Acte quatrième - Scène I
Atalide, Zaïre
ATALIDE
Ah ! sais-tu mes frayeurs ? sais-tu que dans ces lieux
J'ai vu du fier Orcan le visage odieux ?
En ce moment fatal, que je crains sa venue !
Que je crains… Mais dis-moi : Bajazet t'a-t-il vue ?
Qu'a-t-il dit ? se rend-il, Zaïre, à mes raisons ?
Ira-t-il voir Roxane et calmer ses soupçons ?
ZAÏRE
Il ne peut plus la voir sans qu'elle le commande :
Roxane ainsi l'ordonne, elle veut qu'il l'attende.
Sans doute à cet esclave elle veut le cacher.
J'ai feint en le voyant de ne le point chercher.
J'ai rendu votre lettre, et j'ai pris sa réponse.
Madame, vous verrez ce qu'elle vous annonce.
ATALIDE lit :
Après tant d'injustes détours,
Faut-il qu'à feindre encor votre amour me convie !

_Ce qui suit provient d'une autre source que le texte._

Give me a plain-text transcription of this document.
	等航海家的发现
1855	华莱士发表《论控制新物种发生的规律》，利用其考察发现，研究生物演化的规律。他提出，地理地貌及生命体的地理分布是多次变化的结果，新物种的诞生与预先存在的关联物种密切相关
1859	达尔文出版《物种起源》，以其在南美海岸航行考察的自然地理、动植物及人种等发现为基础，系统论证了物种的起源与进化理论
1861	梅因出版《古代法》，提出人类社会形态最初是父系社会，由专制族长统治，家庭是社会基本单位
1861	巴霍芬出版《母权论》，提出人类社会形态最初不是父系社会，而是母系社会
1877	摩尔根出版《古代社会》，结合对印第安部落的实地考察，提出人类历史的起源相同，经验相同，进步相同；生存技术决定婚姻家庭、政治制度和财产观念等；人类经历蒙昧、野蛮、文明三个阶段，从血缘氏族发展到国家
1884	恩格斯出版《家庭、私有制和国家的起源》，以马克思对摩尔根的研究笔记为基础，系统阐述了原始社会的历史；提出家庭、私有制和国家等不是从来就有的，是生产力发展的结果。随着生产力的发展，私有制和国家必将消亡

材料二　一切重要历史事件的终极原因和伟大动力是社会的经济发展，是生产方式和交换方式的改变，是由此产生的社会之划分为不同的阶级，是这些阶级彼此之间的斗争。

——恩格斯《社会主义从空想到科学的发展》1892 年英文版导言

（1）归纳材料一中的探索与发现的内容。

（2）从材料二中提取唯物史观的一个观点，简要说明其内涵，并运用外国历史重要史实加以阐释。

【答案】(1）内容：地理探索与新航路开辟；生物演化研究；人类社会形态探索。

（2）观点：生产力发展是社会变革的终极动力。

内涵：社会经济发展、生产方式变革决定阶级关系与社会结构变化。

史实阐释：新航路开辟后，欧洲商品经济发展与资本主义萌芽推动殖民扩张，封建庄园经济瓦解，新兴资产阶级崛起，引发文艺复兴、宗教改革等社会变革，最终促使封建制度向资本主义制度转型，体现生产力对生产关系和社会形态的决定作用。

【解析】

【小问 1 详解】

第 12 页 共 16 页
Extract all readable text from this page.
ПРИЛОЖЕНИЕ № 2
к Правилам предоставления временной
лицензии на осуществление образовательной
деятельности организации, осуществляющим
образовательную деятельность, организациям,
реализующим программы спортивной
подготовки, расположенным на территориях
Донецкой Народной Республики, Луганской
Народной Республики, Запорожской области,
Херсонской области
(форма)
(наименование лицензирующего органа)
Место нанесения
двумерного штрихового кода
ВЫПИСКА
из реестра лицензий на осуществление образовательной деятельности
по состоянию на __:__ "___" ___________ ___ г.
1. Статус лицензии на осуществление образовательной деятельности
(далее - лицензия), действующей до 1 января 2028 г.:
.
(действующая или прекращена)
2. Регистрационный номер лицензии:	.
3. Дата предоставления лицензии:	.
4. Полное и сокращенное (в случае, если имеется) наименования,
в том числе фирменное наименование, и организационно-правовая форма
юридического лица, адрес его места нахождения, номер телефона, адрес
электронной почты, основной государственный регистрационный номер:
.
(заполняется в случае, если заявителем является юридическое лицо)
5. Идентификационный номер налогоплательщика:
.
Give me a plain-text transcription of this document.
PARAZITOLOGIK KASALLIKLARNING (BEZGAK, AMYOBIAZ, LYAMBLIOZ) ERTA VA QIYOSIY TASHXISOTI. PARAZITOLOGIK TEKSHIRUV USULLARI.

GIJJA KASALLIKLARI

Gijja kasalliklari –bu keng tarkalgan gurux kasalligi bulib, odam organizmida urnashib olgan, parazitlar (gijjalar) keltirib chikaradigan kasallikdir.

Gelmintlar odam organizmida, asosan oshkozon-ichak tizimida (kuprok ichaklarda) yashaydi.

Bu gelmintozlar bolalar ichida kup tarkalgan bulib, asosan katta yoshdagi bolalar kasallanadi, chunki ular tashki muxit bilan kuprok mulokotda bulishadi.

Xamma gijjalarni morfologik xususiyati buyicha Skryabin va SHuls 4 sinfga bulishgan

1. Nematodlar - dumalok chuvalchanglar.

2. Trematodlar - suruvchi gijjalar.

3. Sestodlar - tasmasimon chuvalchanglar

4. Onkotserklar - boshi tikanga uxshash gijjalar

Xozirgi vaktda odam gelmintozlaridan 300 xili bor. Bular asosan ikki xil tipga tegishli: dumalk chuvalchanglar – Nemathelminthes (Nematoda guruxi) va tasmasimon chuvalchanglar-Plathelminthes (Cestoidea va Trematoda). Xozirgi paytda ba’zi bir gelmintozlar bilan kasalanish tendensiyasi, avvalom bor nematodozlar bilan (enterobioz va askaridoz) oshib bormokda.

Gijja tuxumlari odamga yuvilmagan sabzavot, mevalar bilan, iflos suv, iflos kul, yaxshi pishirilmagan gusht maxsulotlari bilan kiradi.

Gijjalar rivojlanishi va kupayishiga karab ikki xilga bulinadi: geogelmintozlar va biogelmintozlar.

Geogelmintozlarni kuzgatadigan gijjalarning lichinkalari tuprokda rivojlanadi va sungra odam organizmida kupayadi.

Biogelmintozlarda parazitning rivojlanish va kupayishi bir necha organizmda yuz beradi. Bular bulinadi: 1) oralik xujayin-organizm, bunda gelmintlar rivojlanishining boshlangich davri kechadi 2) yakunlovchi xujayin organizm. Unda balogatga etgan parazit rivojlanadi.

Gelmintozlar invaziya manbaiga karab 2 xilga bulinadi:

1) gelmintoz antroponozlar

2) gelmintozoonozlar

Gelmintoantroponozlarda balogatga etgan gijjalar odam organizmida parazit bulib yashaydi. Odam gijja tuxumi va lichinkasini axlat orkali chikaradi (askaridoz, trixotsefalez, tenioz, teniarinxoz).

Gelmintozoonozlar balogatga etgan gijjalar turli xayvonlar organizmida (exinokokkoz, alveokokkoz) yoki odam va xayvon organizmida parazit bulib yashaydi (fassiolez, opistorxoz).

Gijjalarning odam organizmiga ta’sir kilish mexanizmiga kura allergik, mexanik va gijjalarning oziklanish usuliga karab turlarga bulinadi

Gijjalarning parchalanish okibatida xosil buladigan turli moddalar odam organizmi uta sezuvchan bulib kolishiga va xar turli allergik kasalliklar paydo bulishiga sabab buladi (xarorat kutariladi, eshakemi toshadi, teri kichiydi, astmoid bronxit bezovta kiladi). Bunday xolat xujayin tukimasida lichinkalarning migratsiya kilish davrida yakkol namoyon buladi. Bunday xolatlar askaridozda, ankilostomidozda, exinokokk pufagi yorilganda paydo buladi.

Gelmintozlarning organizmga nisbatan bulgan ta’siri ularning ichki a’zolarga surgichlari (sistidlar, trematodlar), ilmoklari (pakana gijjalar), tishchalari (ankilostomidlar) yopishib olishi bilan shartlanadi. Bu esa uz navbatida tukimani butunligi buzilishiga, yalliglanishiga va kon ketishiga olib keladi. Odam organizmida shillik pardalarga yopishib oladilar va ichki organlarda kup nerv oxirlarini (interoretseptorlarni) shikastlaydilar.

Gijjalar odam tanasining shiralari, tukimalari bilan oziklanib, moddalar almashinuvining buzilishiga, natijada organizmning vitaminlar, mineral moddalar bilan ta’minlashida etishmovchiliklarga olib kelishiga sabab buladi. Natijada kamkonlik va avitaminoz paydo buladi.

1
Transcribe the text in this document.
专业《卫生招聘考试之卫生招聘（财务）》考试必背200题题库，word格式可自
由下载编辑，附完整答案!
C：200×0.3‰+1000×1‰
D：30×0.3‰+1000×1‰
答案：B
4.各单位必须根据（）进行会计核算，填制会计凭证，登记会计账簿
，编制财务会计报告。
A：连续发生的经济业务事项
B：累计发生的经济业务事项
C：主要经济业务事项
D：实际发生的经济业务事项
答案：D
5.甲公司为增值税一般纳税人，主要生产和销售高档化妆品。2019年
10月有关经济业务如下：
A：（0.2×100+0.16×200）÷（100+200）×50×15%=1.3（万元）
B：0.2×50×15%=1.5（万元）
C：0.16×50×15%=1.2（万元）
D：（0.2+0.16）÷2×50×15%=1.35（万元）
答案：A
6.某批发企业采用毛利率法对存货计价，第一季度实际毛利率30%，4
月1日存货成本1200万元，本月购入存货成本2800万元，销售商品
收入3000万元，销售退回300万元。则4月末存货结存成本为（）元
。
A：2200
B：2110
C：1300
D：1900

Mais je veux bien prendre soin d'une vie
Dont vous jurez que dépendent vos jours.
Je verrai la sultane ; et par ma complaisance,
Par de nouveaux serments de ma reconnaissance,
J'apaiserai, si je puis, son courroux.
N'exigez rien de plus : ni la mort, ni vous-même,
Ne me ferez jamais prononcer que je l'aime,
Puisque jamais je n'aimerai que vous.
Hélas ! Que me dit-il ? Croit-il que je l'ignore ?
Ne sais-je pas assez qu'il m'aime, qu'il m'adore ?
Est-ce ainsi qu'à mes vœux il sait s'accommoder ?
C'est Roxane, et non moi, qu'il faut persuader.
De quelle crainte encor me laisse-t-il saisie !
Funeste aveuglement ! Perfide jalousie !
Récit menteur, soupçons que je n'ai pu celer,
Fallait-il vous entendre, ou fallait-il parler ?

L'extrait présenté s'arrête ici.